Romantika Perjalanan
Gang III Sekarwangi: Senja Hari…
“Setelah nyampek makam, belok kanan. Lurus. Terus. Sampai perempatan ambil gang ke masjid. Lalu ada wartel Tiga Putera. Lalu ada warnet Why. Turun di situ. Masuk ke gang depannya…” suaramu di seberang telepon tadi siang, masih terngiang sepanjang jalan Ketintang Lidah. Di antara reklame, ratusan mobil yang saling berburu serta rintik kecil gerimis, kembali kubayangkan rautmu, yang dua tahun telah menghilang dari peredaran langit ingatanku. Lamat-lamat kubayangkan. Kuyakinkan, kau mungkin telah banyak berubah. Senyummu mungkin tak semesra ombak pantai pagi hari lagi? Dadamu masihkah menyisakan debur kasih untuk kugeluti? Atau tatapanmu, adakah bening-bening embunnya kan mengusap kemarauku lagi?
Deru motor terus melaju. Gang demi gang kulalui. Tapi jarak begitu jauh membayang rautmu. Waktu seperti siput yang berjalan malu-malu mendekati titik pusatmu. Sementara bising dan debu terus menyerbu hidung. Mengaburkan pandangan. Dan orang-orang bergegas lebih getas dari angin yang berhembus kelabu. Langit mulai tampak meringis. Dan rintik-rintik butir air mulai tetas di wajah. Rintik-rintik yang kian lama kian membesar. Hujan sepertinya akan seperti yang tidak kuharapkan dalam doa depan pintu: semoga perjalanan ini tidak terhalang oleh sesuatu apa pun, Tuhan…
Tapi akhirnya kupilih sebuah warung bercat merah untuk berteduh. Hujan telah menjadi-jadi. Deru kendaraan semakin blingsatan. Kuusap dahi. Dan sejenak kudongakkan kepala. “Ah, ternyata atap teras warung nasi yang lagi tutup ini bocor,” gerutuku dingin.
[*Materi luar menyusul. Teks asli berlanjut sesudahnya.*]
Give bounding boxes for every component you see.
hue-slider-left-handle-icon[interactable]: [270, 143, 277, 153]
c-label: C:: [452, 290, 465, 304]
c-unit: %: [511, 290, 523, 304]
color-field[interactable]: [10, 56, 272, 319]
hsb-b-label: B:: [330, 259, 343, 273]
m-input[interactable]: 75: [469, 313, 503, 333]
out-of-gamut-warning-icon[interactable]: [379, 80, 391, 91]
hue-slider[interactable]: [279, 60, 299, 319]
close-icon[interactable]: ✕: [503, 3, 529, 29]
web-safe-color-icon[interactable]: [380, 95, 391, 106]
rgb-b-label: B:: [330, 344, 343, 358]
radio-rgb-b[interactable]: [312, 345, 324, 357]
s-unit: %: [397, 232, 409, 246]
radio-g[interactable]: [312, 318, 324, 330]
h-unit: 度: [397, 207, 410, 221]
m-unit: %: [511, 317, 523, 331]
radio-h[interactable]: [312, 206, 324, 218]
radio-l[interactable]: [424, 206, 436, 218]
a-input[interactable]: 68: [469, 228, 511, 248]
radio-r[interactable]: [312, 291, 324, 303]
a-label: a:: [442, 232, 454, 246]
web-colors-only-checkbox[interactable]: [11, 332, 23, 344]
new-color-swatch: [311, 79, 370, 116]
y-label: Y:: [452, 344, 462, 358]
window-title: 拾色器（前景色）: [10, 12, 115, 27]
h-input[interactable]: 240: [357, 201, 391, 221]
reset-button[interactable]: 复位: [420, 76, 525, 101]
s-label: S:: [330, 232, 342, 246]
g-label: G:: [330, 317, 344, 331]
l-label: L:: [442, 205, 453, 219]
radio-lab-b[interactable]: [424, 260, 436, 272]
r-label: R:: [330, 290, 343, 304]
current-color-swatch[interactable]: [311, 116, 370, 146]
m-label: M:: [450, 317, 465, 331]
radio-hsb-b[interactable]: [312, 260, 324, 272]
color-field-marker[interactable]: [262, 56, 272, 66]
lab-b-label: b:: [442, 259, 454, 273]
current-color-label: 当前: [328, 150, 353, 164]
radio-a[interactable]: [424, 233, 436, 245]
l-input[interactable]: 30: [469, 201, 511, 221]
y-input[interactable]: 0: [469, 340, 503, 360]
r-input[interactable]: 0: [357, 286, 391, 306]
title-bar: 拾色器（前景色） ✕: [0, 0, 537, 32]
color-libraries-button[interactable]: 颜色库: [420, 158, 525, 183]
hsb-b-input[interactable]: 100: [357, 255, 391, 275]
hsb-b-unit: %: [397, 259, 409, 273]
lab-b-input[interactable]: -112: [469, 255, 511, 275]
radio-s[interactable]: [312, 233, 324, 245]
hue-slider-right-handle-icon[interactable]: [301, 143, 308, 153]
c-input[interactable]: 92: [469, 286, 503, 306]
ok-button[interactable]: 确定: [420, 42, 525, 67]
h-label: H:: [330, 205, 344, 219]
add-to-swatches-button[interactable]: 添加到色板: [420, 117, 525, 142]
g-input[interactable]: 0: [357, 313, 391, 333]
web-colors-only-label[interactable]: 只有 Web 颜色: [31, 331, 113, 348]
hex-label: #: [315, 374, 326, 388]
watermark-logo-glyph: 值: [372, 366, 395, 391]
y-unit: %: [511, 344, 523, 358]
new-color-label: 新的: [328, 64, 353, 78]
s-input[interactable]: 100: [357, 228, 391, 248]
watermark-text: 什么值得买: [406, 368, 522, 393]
Di tengah perasaan yang pecah, dan dingin yang terus menggumpalkan rindu, kusedikit perlu mengernyitkan kening. Mengingat kembali ceritamu tentang kota ini. Kota yang kini riuh redam oleh bising dan birahi elektronik. Waktu itu kau juga bercerita bagaimana kegelisahan selalu membuntutimu setiap kali melintas di Jalan Wiyung ini. Bagaimana keresahan tumpah ruah di depanmu, saban kau saksikan baliho-baliho besar-kecil dengan gambar dan kata-kata yang dipermak. Dan semuanya itu kau pun tidak lupa merangkumnya dalam puisi.
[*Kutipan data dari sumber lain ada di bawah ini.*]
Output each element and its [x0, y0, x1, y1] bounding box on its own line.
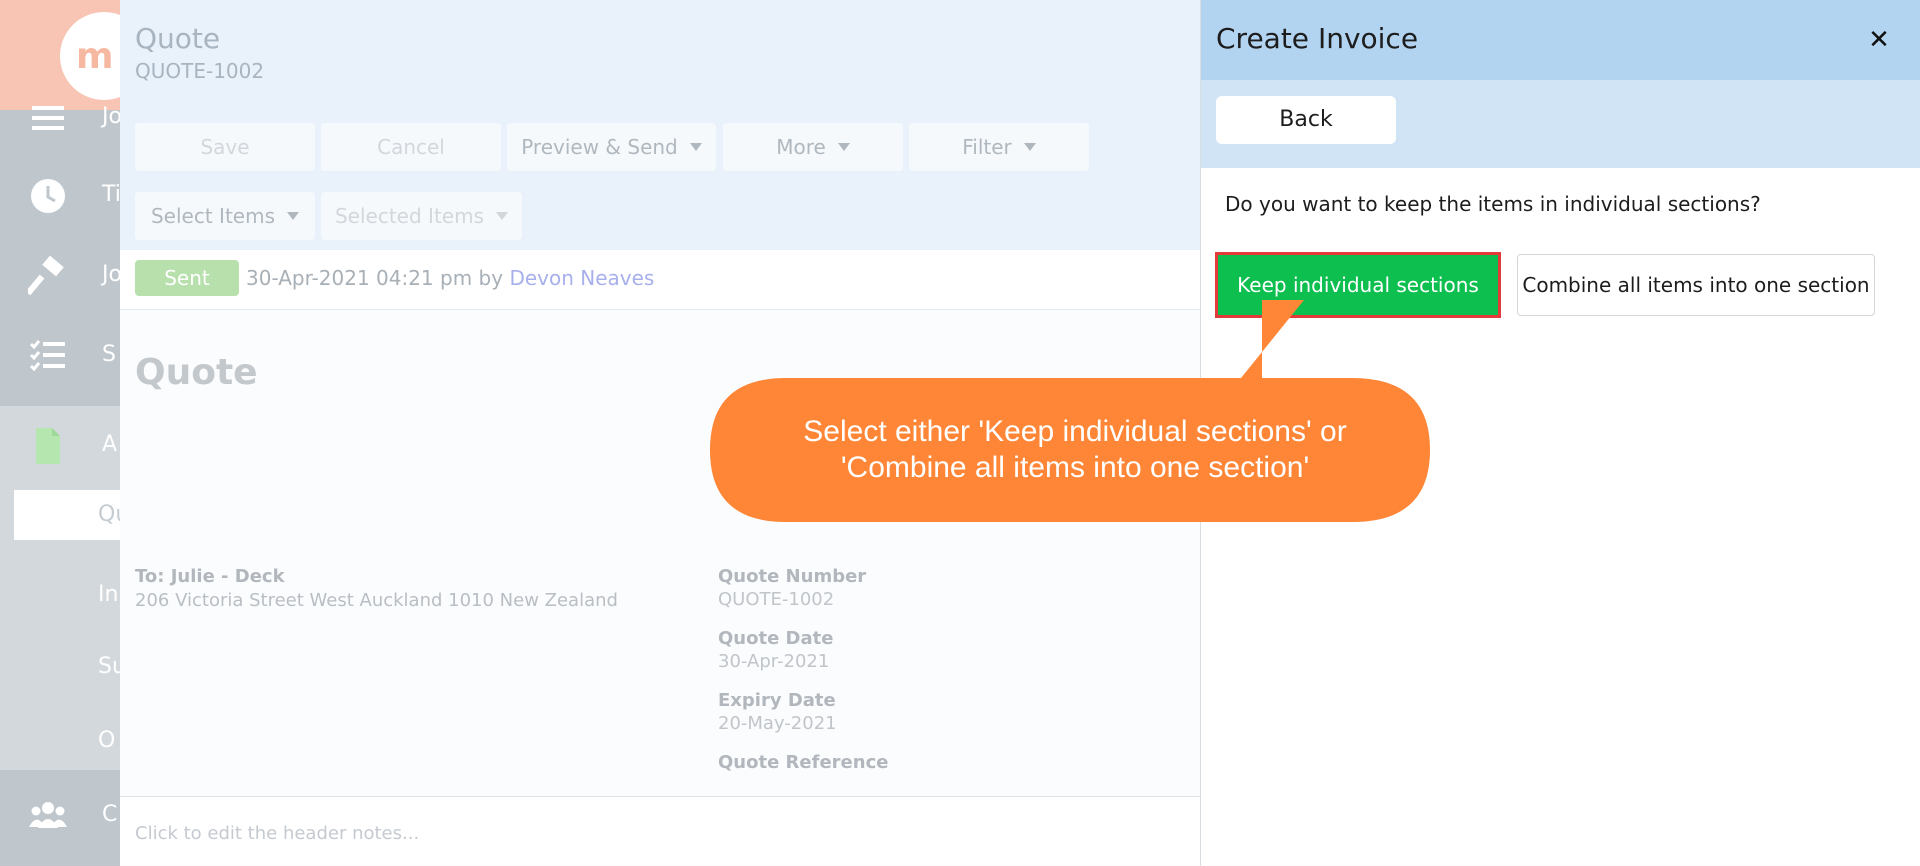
document-icon [36, 428, 60, 464]
clock-icon [31, 179, 65, 213]
sidebar-item-label: Ti [102, 182, 120, 207]
close-icon[interactable]: ✕ [1861, 22, 1897, 58]
panel-title: Create Invoice [1216, 22, 1419, 55]
chevron-down-icon [1023, 142, 1036, 151]
sidebar-item-label: C [102, 802, 118, 827]
quote-number: QUOTE-1002 [135, 59, 265, 83]
sidebar-item-contacts[interactable]: C [0, 776, 120, 856]
quote-title-block: Quote QUOTE-1002 [135, 22, 264, 83]
more-label: More [776, 135, 826, 159]
field-quote-number: Quote Number QUOTE-1002 [718, 566, 888, 610]
chevron-down-icon [837, 142, 850, 151]
header-notes-placeholder: Click to edit the header notes... [135, 823, 420, 844]
sidebar-subitem-quotes[interactable]: Qu [14, 490, 120, 540]
field-label: Quote Date [718, 628, 834, 649]
sidebar-subitem-suppliers[interactable]: Su [14, 642, 120, 692]
hammer-icon [28, 256, 64, 296]
selected-items-label: Selected Items [334, 204, 484, 228]
recipient-block: To: Julie - Deck 206 Victoria Street Wes… [135, 566, 618, 611]
field-quote-reference: Quote Reference [718, 752, 888, 773]
sidebar-subitem-orders[interactable]: O [14, 716, 120, 766]
status-text: 30-Apr-2021 04:21 pm by Devon Neaves [246, 266, 654, 290]
status-timestamp: 30-Apr-2021 04:21 pm by [246, 266, 504, 290]
callout-line-1: Select either 'Keep individual sections'… [803, 415, 1347, 448]
left-sidebar: m Jo Ti Jo S A Qu In Su O C [0, 0, 120, 866]
selected-items-dropdown[interactable]: Selected Items [321, 192, 522, 240]
sidebar-item-label: Jo [102, 262, 120, 287]
preview-send-label: Preview & Send [521, 135, 678, 159]
sidebar-item-label: A [102, 432, 118, 457]
filter-dropdown[interactable]: Filter [909, 123, 1089, 171]
people-icon [29, 802, 67, 828]
field-value: 20-May-2021 [718, 713, 837, 734]
field-label: Expiry Date [718, 690, 836, 711]
chevron-down-icon [689, 142, 702, 151]
sidebar-item-label: Jo [102, 104, 120, 129]
filter-label: Filter [962, 135, 1012, 159]
recipient-name: To: Julie - Deck [135, 566, 285, 587]
recipient-address: 206 Victoria Street West Auckland 1010 N… [135, 590, 618, 611]
callout-text: Select either 'Keep individual sections'… [750, 414, 1400, 486]
save-button[interactable]: Save [135, 123, 315, 171]
field-quote-date: Quote Date 30-Apr-2021 [718, 628, 888, 672]
sidebar-accounts-section: A Qu In Su O [0, 406, 120, 770]
logo-text: m [76, 36, 114, 77]
sidebar-item-jobs[interactable]: Jo [0, 236, 120, 316]
quote-fields: Quote Number QUOTE-1002 Quote Date 30-Ap… [718, 566, 888, 791]
document-title: Quote [135, 352, 258, 393]
cancel-button-label: Cancel [377, 135, 445, 159]
callout-bubble [710, 300, 1430, 522]
save-button-label: Save [200, 135, 250, 159]
field-expiry-date: Expiry Date 20-May-2021 [718, 690, 888, 734]
chevron-down-icon [287, 211, 299, 220]
sidebar-subitem-label: In [98, 582, 119, 607]
sidebar-subitem-label: O [98, 728, 116, 753]
sidebar-item-schedule[interactable]: S [0, 316, 120, 396]
field-value: QUOTE-1002 [718, 589, 835, 610]
status-user-link[interactable]: Devon Neaves [509, 266, 654, 290]
status-badge: Sent [135, 260, 239, 296]
sidebar-subitem-label: Qu [98, 502, 120, 527]
checklist-icon [29, 340, 65, 372]
panel-header: Create Invoice ✕ [1201, 0, 1920, 80]
quote-heading: Quote [135, 22, 221, 55]
panel-toolbar: Back [1201, 80, 1920, 168]
select-items-label: Select Items [150, 204, 275, 228]
sidebar-item-time[interactable]: Ti [0, 156, 120, 236]
field-value: 30-Apr-2021 [718, 651, 830, 672]
sidebar-item-jobs-menu[interactable]: Jo [0, 78, 120, 158]
cancel-button[interactable]: Cancel [321, 123, 501, 171]
quote-header: Quote QUOTE-1002 Save Cancel Preview & S… [120, 0, 1200, 250]
field-label: Quote Reference [718, 752, 889, 773]
field-label: Quote Number [718, 566, 867, 587]
sidebar-item-accounts[interactable]: A [0, 406, 120, 486]
back-button[interactable]: Back [1216, 96, 1396, 144]
combine-all-items-button[interactable]: Combine all items into one section [1517, 254, 1875, 316]
header-notes-area[interactable]: Click to edit the header notes... [120, 796, 1200, 866]
more-dropdown[interactable]: More [723, 123, 903, 171]
select-items-dropdown[interactable]: Select Items [135, 192, 315, 240]
callout-line-2: 'Combine all items into one section' [840, 451, 1310, 484]
preview-send-dropdown[interactable]: Preview & Send [507, 123, 716, 171]
section-question: Do you want to keep the items in individ… [1225, 192, 1761, 216]
chevron-down-icon [496, 211, 508, 220]
sidebar-subitem-invoices[interactable]: In [14, 570, 120, 620]
sidebar-item-label: S [102, 342, 116, 367]
sidebar-subitem-label: Su [98, 654, 120, 679]
menu-icon [32, 106, 64, 130]
tutorial-callout: Select either 'Keep individual sections'… [710, 294, 1440, 524]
Oh ya puisimu, “hantu-hantu pohon trembesi”, kini sudah kutangkap dunianya. Dunia, dimana kota yang kini mengasuhmu dengan bising dan resah, telah menjadi medan pertempuran wajah-wajah. Menjadi ajang memamerkan kata-kata rayuan: muda, bijak teruji, berilah kesempatan sekali lagi, kami bukan kacang lupa kulitnya dan slogan-slogan yang kini benar-benar merayu rakyat. Merayu hati kita.
“Tapi aku akan tetap memilih golput” kau tertawa renyah senja itu dari seberang telepon. Senja, di mana aku lagi mengerjakan baliho seorang caleg.
“Kau nanti akan berdosa. Dan masuk neraka” godaku disertai derai tawa.
“Aku akan memilih golput. Aku tidak takut dosa. Aku akan memberikan suaraku untuk mereka semua. Sebab mereka telah merayuku”
“Berarti tidak sah dong” protesku. Kau tertawa. Seperti hendak menegaskan keangkuhan dan pendirianmu, serta sikapmu akan kondisi bangsa yang tidak mau berubah ini.
“Mungkin inilah pendidikan yang mesti kita ajarkan pada para penguasa dan rakyat. Pendidikan yang berangkat pada kejernihan seni. Bangsa ini mesti memahami seni!” lalu kau meminta diri untuk mengakhiri percakapan, sebab mesti berangkat latihan teater.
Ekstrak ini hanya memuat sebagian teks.